You’re a Real Piece of Art: An Open Letter About Tattoos

As I step into the tattoo shop, I feel every sweat gland in my hands activate all at once. The smell of ink and antiseptic fill my nostrils (as well as the wafting scent of cigarette smoke from the guys standing outside). The nerves never go away for me even though I’ve done this before. I always feel slightly out of place — and I’m sure it shows — but the guys never point it out.

As I sit in the chair, my mind races so fast that I can’t keep up with each individual thought. I can barely remember how to speak; and, when I do, the words pass through slightly clenched teeth and a smile that is starting to make my cheeks cramp. The cool swipe of the alcohol on my skin and the purple outline of my future tattoo make me so nervous and excited that I can barely stand up to look at the placement. For me, imagining what it’s going to look like is the hardest part. It’s just skin now, but in an hour it’ll be art — I’ll be art.

woman-314142_640As the sound of the gun permeates the shop, I have the split second urge to say, “Stop. I changed my mind,” but I never do. When it comes to tattoos, I know when my nerves are talking, or rather screaming, and I know how to control them.

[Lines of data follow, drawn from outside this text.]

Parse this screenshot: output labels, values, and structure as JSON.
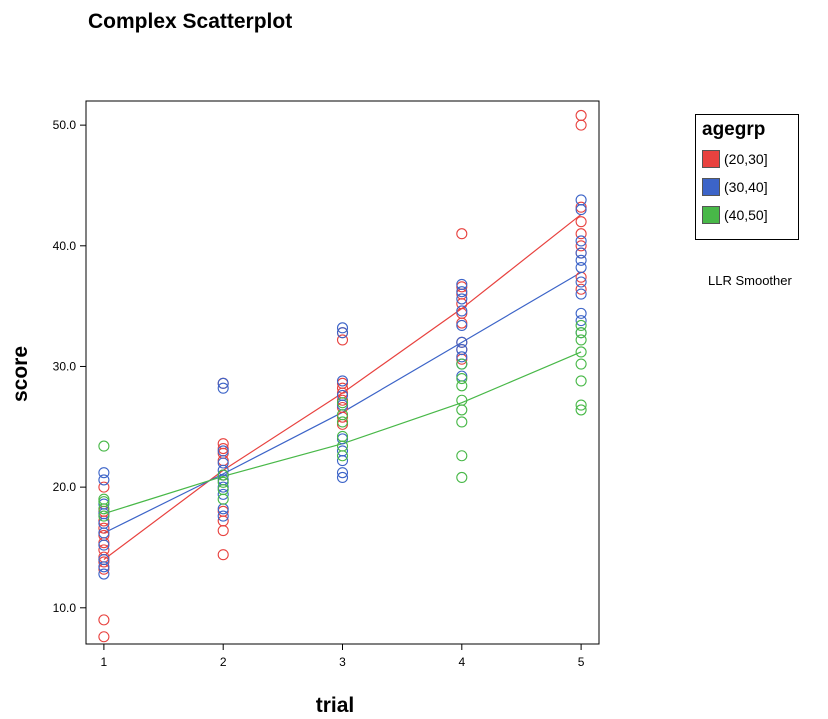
{
  "chart_data": {
    "type": "scatter",
    "title": "Complex Scatterplot",
    "xlabel": "trial",
    "ylabel": "score",
    "xlim": [
      0.85,
      5.15
    ],
    "ylim": [
      7,
      52
    ],
    "x_ticks": [
      1,
      2,
      3,
      4,
      5
    ],
    "x_tick_labels": [
      "1",
      "2",
      "3",
      "4",
      "5"
    ],
    "y_ticks": [
      10,
      20,
      30,
      40,
      50
    ],
    "y_tick_labels": [
      "10.0",
      "20.0",
      "30.0",
      "40.0",
      "50.0"
    ],
    "grid": false,
    "legend": {
      "title": "agegrp",
      "placement": "right",
      "entries": [
        "(20,30]",
        "(30,40]",
        "(40,50]"
      ]
    },
    "annotation": "LLR Smoother",
    "series": [
      {
        "name": "(20,30]",
        "color": "#e8423f",
        "points": [
          [
            1,
            7.6
          ],
          [
            1,
            9.0
          ],
          [
            1,
            13.2
          ],
          [
            1,
            13.8
          ],
          [
            1,
            14.2
          ],
          [
            1,
            14.8
          ],
          [
            1,
            15.4
          ],
          [
            1,
            16.0
          ],
          [
            1,
            16.6
          ],
          [
            1,
            17.2
          ],
          [
            1,
            18.0
          ],
          [
            1,
            20.0
          ],
          [
            2,
            14.4
          ],
          [
            2,
            16.4
          ],
          [
            2,
            17.2
          ],
          [
            2,
            18.0
          ],
          [
            2,
            21.0
          ],
          [
            2,
            22.2
          ],
          [
            2,
            22.8
          ],
          [
            2,
            23.2
          ],
          [
            2,
            23.6
          ],
          [
            2,
            28.6
          ],
          [
            3,
            25.2
          ],
          [
            3,
            25.8
          ],
          [
            3,
            26.6
          ],
          [
            3,
            27.2
          ],
          [
            3,
            27.8
          ],
          [
            3,
            28.2
          ],
          [
            3,
            28.6
          ],
          [
            3,
            32.2
          ],
          [
            3,
            32.8
          ],
          [
            4,
            30.6
          ],
          [
            4,
            31.4
          ],
          [
            4,
            32.0
          ],
          [
            4,
            33.6
          ],
          [
            4,
            34.4
          ],
          [
            4,
            35.2
          ],
          [
            4,
            36.0
          ],
          [
            4,
            36.6
          ],
          [
            4,
            41.0
          ],
          [
            5,
            36.4
          ],
          [
            5,
            37.4
          ],
          [
            5,
            39.4
          ],
          [
            5,
            40.0
          ],
          [
            5,
            41.0
          ],
          [
            5,
            42.0
          ],
          [
            5,
            43.2
          ],
          [
            5,
            50.0
          ],
          [
            5,
            50.8
          ]
        ],
        "smoother": [
          [
            1,
            14.0
          ],
          [
            2,
            21.4
          ],
          [
            3,
            27.8
          ],
          [
            4,
            34.8
          ],
          [
            5,
            42.6
          ]
        ]
      },
      {
        "name": "(30,40]",
        "color": "#3c64c8",
        "points": [
          [
            1,
            12.8
          ],
          [
            1,
            13.4
          ],
          [
            1,
            14.0
          ],
          [
            1,
            15.2
          ],
          [
            1,
            16.2
          ],
          [
            1,
            17.0
          ],
          [
            1,
            17.8
          ],
          [
            1,
            18.6
          ],
          [
            1,
            20.6
          ],
          [
            1,
            21.2
          ],
          [
            2,
            17.6
          ],
          [
            2,
            18.2
          ],
          [
            2,
            19.4
          ],
          [
            2,
            20.0
          ],
          [
            2,
            20.6
          ],
          [
            2,
            21.0
          ],
          [
            2,
            21.4
          ],
          [
            2,
            22.0
          ],
          [
            2,
            23.0
          ],
          [
            2,
            28.2
          ],
          [
            2,
            28.6
          ],
          [
            3,
            20.8
          ],
          [
            3,
            21.2
          ],
          [
            3,
            22.2
          ],
          [
            3,
            23.0
          ],
          [
            3,
            24.0
          ],
          [
            3,
            26.8
          ],
          [
            3,
            27.6
          ],
          [
            3,
            28.8
          ],
          [
            3,
            32.8
          ],
          [
            3,
            33.2
          ],
          [
            4,
            29.2
          ],
          [
            4,
            30.2
          ],
          [
            4,
            30.8
          ],
          [
            4,
            31.4
          ],
          [
            4,
            32.0
          ],
          [
            4,
            33.4
          ],
          [
            4,
            34.6
          ],
          [
            4,
            35.6
          ],
          [
            4,
            36.2
          ],
          [
            4,
            36.8
          ],
          [
            5,
            32.8
          ],
          [
            5,
            33.8
          ],
          [
            5,
            34.4
          ],
          [
            5,
            36.0
          ],
          [
            5,
            37.0
          ],
          [
            5,
            38.2
          ],
          [
            5,
            38.8
          ],
          [
            5,
            39.4
          ],
          [
            5,
            40.4
          ],
          [
            5,
            43.0
          ],
          [
            5,
            43.8
          ]
        ],
        "smoother": [
          [
            1,
            16.2
          ],
          [
            2,
            21.1
          ],
          [
            3,
            26.2
          ],
          [
            4,
            32.0
          ],
          [
            5,
            37.8
          ]
        ]
      },
      {
        "name": "(40,50]",
        "color": "#48b848",
        "points": [
          [
            1,
            17.6
          ],
          [
            1,
            18.2
          ],
          [
            1,
            18.8
          ],
          [
            1,
            19.0
          ],
          [
            1,
            23.4
          ],
          [
            2,
            19.0
          ],
          [
            2,
            19.8
          ],
          [
            2,
            20.4
          ],
          [
            2,
            21.0
          ],
          [
            3,
            22.6
          ],
          [
            3,
            23.4
          ],
          [
            3,
            24.2
          ],
          [
            3,
            25.4
          ],
          [
            3,
            26.0
          ],
          [
            3,
            27.0
          ],
          [
            4,
            20.8
          ],
          [
            4,
            22.6
          ],
          [
            4,
            25.4
          ],
          [
            4,
            26.4
          ],
          [
            4,
            27.2
          ],
          [
            4,
            28.4
          ],
          [
            4,
            29.0
          ],
          [
            4,
            30.2
          ],
          [
            5,
            26.4
          ],
          [
            5,
            26.8
          ],
          [
            5,
            28.8
          ],
          [
            5,
            30.2
          ],
          [
            5,
            31.2
          ],
          [
            5,
            32.2
          ],
          [
            5,
            32.8
          ],
          [
            5,
            33.4
          ]
        ],
        "smoother": [
          [
            1,
            17.8
          ],
          [
            2,
            20.9
          ],
          [
            3,
            23.6
          ],
          [
            4,
            27.0
          ],
          [
            5,
            31.2
          ]
        ]
      }
    ]
  }
}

The deepest part of who I am wants this tattoo, and she is my favorite part of me. In this moment, she is the most alive in me, and I will not deny myself time with her. I want to become more like her: fearless, bold, self-assured, beautiful. My artist asks if I’m ready. I nod, smile, and await the bite of the needle on my skin. the sound of the gun is almost trance inducing, and if I weren’t in pain, I would probably fall asleep. But the pain is there, and it’s real. At times I forget to breathe, but the fear of passing out was greater, keeping me from giving in to the pain of the needle. Breathe in. Breathe out. Breathe in. Breathe out.

Getting a tattoo is a big deal. You are paying an artist to inflict pain on some part of your body, and it’s going to be there forever. Taking this lightly would be unwise and often bears consequences, either from yourself or from others around you. When I was first tattooed, I hurt my mother more than I knew. She couldn’t look at me eye to eye for too long or even talk to me without seeming hurt and disappointed. I didn’t get my tattoo to hurt her, but I  ended up doing just that, and I will always be sorry for it.  Despite this, however, I still want to be my own person, and that includes me making decisions about my own body.

Now, the best thing you can do as far as tattoo prep goes, is to think long and hard about your tattoo. Draw it everywhere, color it, leave it black and white, make it a temporary tattoo, and wear it for a while. Make sure it’s something that you really want, especially if it’s your first one.  Fun fact: on the way to get my first tattoo, I was still deciding what to get!  Not the best thing to do, but it happened, and it ended up being something that I’m not totally in love with. At the time it was more of a symbol to my family and to myself that I was changing, that I wanted to be seen as a different person than they always saw me as.  I wanted it to be some dramatic gesture that they would all understand and accept, but all it did was create drama. Although I am a little bit of a drama queen, I never wanted my family to question my moral character (which is what happened).

Overall, getting tattooed has changed my life. I am more comfortable with my body. Even though I try to cover my tattoos in respect for my mother, the parts of me that are tattooed are my favorite parts of me.  Becoming a piece of art has really helped me as a person. I’m a work in progress in more ways than one, and to be who I know I can be is going to take time and the right artist.

So please, whoever is reading this, think before you get tattooed. Living in the moment is an inspiring way to live, but when something is forever, give it a second thought. Also, if tattoos aren’t for you, then great! But please don’t put down others who have or want them. It’s not classy, and you are imposing on their right to be a piece of art. You don’t like tattoos? Fine, don’t get one; literally no one is making you. Be you, be lovely, and define beauty and art for yourself.